Anti-trans bills threaten youth in many states

High school students joined a Protect Trans Kids rally in Sioux Falls, South Dakota, on Jan. 16 to protest legislation that would ban trans kids from sports programs and restrict bathroom access in schools. Actions were held in six cities across the state.

Struggle-La Lucha spoke with activist Erin Reed (she/her) about anti-trans measures currently flooding state legislatures, and how people are fighting back.

Struggle-La Lucha: Can you tell our readers a bit about who you are and your work for trans rights?

Erin Reed: I have been a longtime advocate for transgender rights, especially when it comes to accessibility of trans health care. I created the largest map of informed consent hormone therapy clinics in the United States. Informed consent is a method of obtaining hormone therapy that does not require years of expensive therapy to obtain hormones. Instead doctors tell you the risks and benefits, letting you make the choice if it is right for you. They then monitor your hormone levels and aid in your transition. This resource has been accessed over 1.6 million times.

I also have been extremely active in marginalized spaces which include transgender people. I created Maryland Equity Vaccine Hunters, which ultimately obtained nearly 10,000 vaccines for Marylanders in underprivileged communities, including transgender Marylanders and especially trans people of color.

Lastly, I openly advocate for transgender legal rights and have been tracking bills this cycle that seek to detransition trans youth, remove transgender people from public spaces like bathrooms and changing rooms, remove the ability of transgender people to update legal documents, and call those who affirm trans youth child abusers.

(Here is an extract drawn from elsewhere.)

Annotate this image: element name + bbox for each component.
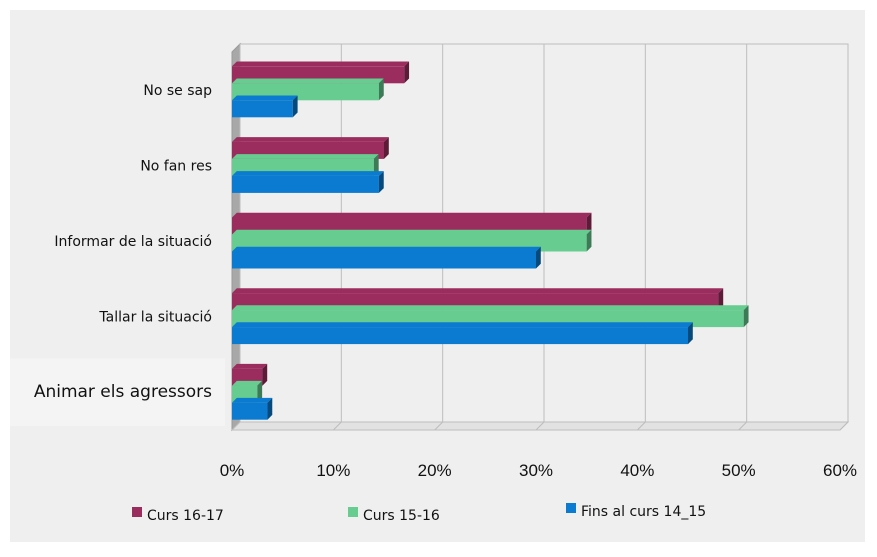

SLL: Can you give us an overview of the current anti-trans legislation? 

ER: As of right now, multiple trackers exist showing dozens of anti-trans bills pending. The ACLU says 79 anti-transgender bills have been filed so far in the first month of 2022. Step Up lists 65 active anti-trans bills being proposed. 

These bills all share very similar language. Many go after those who provide trans teenagers with transition-related medical care, threatening prison sentences for doctors or defining parents as child abusers. Others seek to ban changes to identification documents. Some propose banning transgender people from bathrooms. Others will ban transgender people from competing in sports, even youth sports and even for youth transitioners. 

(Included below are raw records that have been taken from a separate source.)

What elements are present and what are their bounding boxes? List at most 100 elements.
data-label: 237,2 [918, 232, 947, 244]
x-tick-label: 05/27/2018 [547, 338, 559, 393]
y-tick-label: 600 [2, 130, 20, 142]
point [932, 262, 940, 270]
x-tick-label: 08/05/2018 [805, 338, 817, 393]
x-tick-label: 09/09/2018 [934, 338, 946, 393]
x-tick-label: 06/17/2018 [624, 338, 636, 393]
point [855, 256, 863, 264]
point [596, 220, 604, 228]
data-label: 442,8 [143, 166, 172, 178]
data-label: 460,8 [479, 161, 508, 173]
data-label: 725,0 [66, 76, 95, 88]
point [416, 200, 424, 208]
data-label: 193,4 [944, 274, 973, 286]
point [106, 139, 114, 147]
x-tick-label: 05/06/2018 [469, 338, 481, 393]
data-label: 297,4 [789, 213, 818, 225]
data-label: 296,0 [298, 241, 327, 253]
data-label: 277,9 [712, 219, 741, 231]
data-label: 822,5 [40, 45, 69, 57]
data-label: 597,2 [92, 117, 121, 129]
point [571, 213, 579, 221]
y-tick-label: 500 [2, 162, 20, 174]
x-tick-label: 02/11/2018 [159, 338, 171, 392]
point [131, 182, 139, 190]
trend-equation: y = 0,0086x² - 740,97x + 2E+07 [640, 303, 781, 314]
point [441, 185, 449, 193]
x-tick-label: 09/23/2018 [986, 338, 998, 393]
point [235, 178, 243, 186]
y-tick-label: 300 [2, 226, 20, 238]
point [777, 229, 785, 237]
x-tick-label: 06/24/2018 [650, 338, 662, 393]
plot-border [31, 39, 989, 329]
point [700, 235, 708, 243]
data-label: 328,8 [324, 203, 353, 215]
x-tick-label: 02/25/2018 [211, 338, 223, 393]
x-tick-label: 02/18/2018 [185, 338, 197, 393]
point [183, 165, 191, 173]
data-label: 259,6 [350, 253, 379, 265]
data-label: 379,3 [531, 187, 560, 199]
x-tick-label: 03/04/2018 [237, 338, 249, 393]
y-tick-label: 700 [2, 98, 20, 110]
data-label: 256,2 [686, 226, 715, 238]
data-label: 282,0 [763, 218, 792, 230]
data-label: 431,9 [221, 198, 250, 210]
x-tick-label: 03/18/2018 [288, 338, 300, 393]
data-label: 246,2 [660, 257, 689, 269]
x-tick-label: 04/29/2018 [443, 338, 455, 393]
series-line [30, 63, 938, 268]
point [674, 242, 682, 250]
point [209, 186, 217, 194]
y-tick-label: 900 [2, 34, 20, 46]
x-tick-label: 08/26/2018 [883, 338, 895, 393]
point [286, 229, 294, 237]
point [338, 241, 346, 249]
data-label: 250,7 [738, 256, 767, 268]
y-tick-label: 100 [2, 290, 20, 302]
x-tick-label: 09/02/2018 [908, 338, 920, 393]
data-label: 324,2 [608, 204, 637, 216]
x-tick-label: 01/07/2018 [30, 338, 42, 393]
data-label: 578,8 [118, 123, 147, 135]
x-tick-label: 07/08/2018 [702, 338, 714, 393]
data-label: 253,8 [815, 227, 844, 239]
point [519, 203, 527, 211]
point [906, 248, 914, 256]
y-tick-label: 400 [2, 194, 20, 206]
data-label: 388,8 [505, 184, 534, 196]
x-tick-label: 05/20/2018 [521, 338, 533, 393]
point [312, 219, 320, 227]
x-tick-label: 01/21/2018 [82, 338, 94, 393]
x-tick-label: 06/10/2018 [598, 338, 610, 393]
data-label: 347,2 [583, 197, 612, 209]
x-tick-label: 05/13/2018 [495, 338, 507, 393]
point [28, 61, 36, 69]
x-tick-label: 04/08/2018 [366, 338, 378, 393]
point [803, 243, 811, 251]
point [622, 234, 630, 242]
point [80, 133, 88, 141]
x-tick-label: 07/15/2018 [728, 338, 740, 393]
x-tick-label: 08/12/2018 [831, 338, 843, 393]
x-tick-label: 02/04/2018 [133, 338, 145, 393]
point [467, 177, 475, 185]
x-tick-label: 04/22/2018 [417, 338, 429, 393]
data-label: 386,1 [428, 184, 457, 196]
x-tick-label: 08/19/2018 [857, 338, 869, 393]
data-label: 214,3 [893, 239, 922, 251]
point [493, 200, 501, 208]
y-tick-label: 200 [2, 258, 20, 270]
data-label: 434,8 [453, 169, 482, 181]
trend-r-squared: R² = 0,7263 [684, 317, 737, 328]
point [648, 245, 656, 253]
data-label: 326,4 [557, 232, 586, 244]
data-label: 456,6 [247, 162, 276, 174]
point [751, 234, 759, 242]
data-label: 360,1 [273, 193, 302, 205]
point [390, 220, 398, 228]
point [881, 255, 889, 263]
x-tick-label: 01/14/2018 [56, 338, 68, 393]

Many of these bills have no enforcement mechanisms or outrageous enforcement mechanisms like genital inspections. They all will increase harm to the transgender community.

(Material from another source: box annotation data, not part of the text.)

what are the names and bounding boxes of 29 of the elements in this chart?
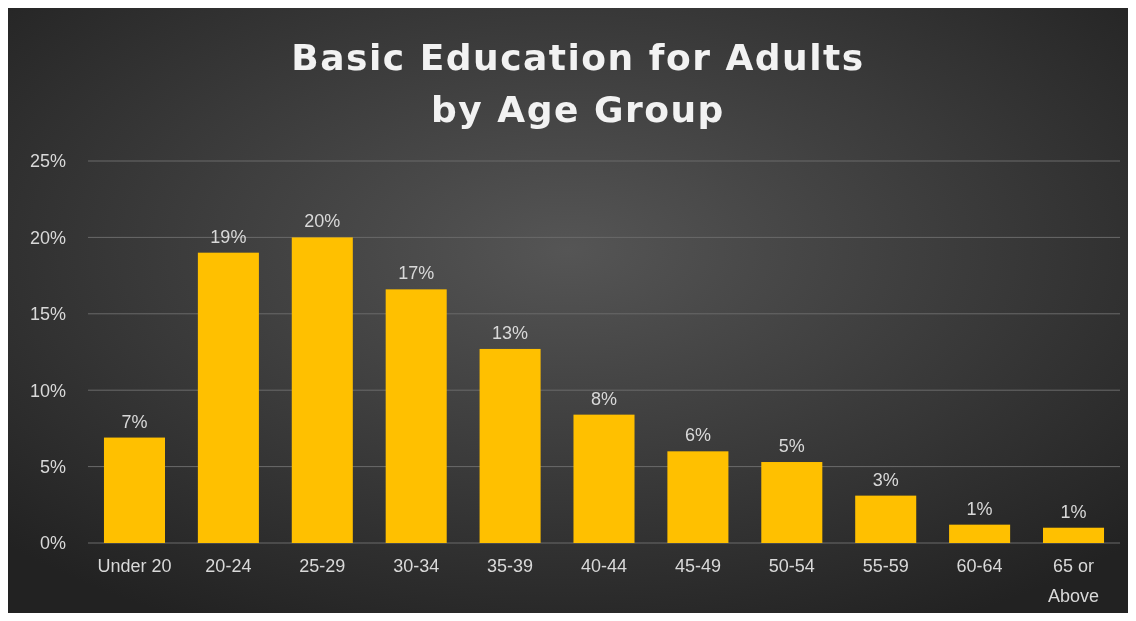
data-label: 7% [121, 411, 148, 432]
y-tick-label: 0% [39, 533, 66, 554]
x-tick-label: 20-24 [205, 556, 252, 576]
y-tick-label: 25% [29, 151, 66, 172]
y-tick-label: 15% [29, 304, 66, 325]
x-tick-label: 60-64 [956, 556, 1003, 576]
data-label: 13% [492, 322, 529, 343]
data-label: 6% [684, 425, 711, 446]
data-label: 19% [210, 226, 247, 247]
x-tick-label: 30-34 [393, 556, 440, 576]
data-label: 1% [1060, 501, 1087, 522]
data-label: 8% [590, 388, 618, 409]
data-label: 5% [778, 436, 805, 457]
data-label: 3% [872, 469, 899, 490]
x-tick-label: 55-59 [862, 556, 909, 576]
x-tick-label: 65 or Above [1047, 556, 1100, 606]
x-tick-label: 40-44 [580, 556, 628, 576]
x-tick-label: 45-49 [674, 556, 721, 576]
y-tick-label: 20% [29, 227, 66, 248]
y-tick-label: 5% [39, 456, 66, 477]
chart-title: Basic Education for Adults by Age Group [291, 37, 865, 130]
data-label: 20% [304, 211, 341, 232]
x-tick-label: 35-39 [487, 556, 534, 576]
x-tick-label: 25-29 [299, 556, 346, 576]
x-tick-label: Under 20 [97, 556, 172, 576]
y-tick-label: 10% [29, 380, 66, 401]
data-label: 17% [398, 263, 435, 284]
data-label: 1% [966, 498, 993, 519]
x-tick-label: 50-54 [768, 556, 815, 576]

SLL: For you, what is most dangerous about these attacks on trans rights, especially for youth?

ER: Youth are at an enormously high risk of suicide when denied the ability to transition. Most statistics show that transgender people are at a 41% likelihood of attempting suicide at some point in their life. 

However, being able to access gender-affirming care lowers transgender youth’s chance of suicide attempts by 40%, according to an article published in the Journal of Adolescent Health in December 2021. This makes transition-related care for trans youth one of the most lifesaving treatments you can give to someone under the age of 18. 

That several states are looking to ban transition care should terrify many people. So many trans youth will be stuck in these states and withdrawn from their hormone therapy should the bills pass.

SLL: How are trans people fighting back in different states, and how can others get involved?

ER: Local organizations are best — every state usually has its own local LGBTQ organizations that mobilize when an anti-trans bill takes effect. There have been some particularly effective national organizations. Lambda Legal, Transgender Legal Defense & Education Fund, Transgender Law Center and the ACLU have been essential in challenging these bills and organizing advocacy. If you live in one of the states in the ACLU or Step Up’s tracker, contact your representatives about these bills and show up for the hearings. 

Sometimes trans youth as young as 11 are the ones that show up and make all the difference. Kai Shappely stood in front of Texas legislators and was essential to defeating anti-trans youth bills. She is now a finalist for Time Kid of the Year.

SLL: Reproductive rights and Black people’s voting rights are also under threat in many of the same states. Can you talk about the importance of building unity among all the communities under attack?

ER: Solidarity among all communities under attack is extremely important. Reproductive rights are intricately tied to transgender rights – anti-abortion laws are inseparable from anti-trans laws and represent an attack designed to enforce a gender heirarchy that reduces our gender and sexuality to a biological role of reproduction and control of our bodies. The same organizations that fight against abortion rights fight against trans rights and fund anti-trans organizations around the globe. 

You can’t separate either of these from attacks on the Black community. Bills targeting trans youth in sports often get brought up when Black athletes perform well, regardless of if they are trans. In 2021, three cisgender women were banned from the Olympics in some sports categories for not taking birth control to lower their natural testosterone because of trans panic: Castor Semenya, Christine Mboma and Beatrice Masilingi. 

And the latest attacks on education in the United States banning books often target “critical race theory” and “gender theory.” Both transness and Blackness are seen as dangerous and are constantly under attack by a white patriarchal society.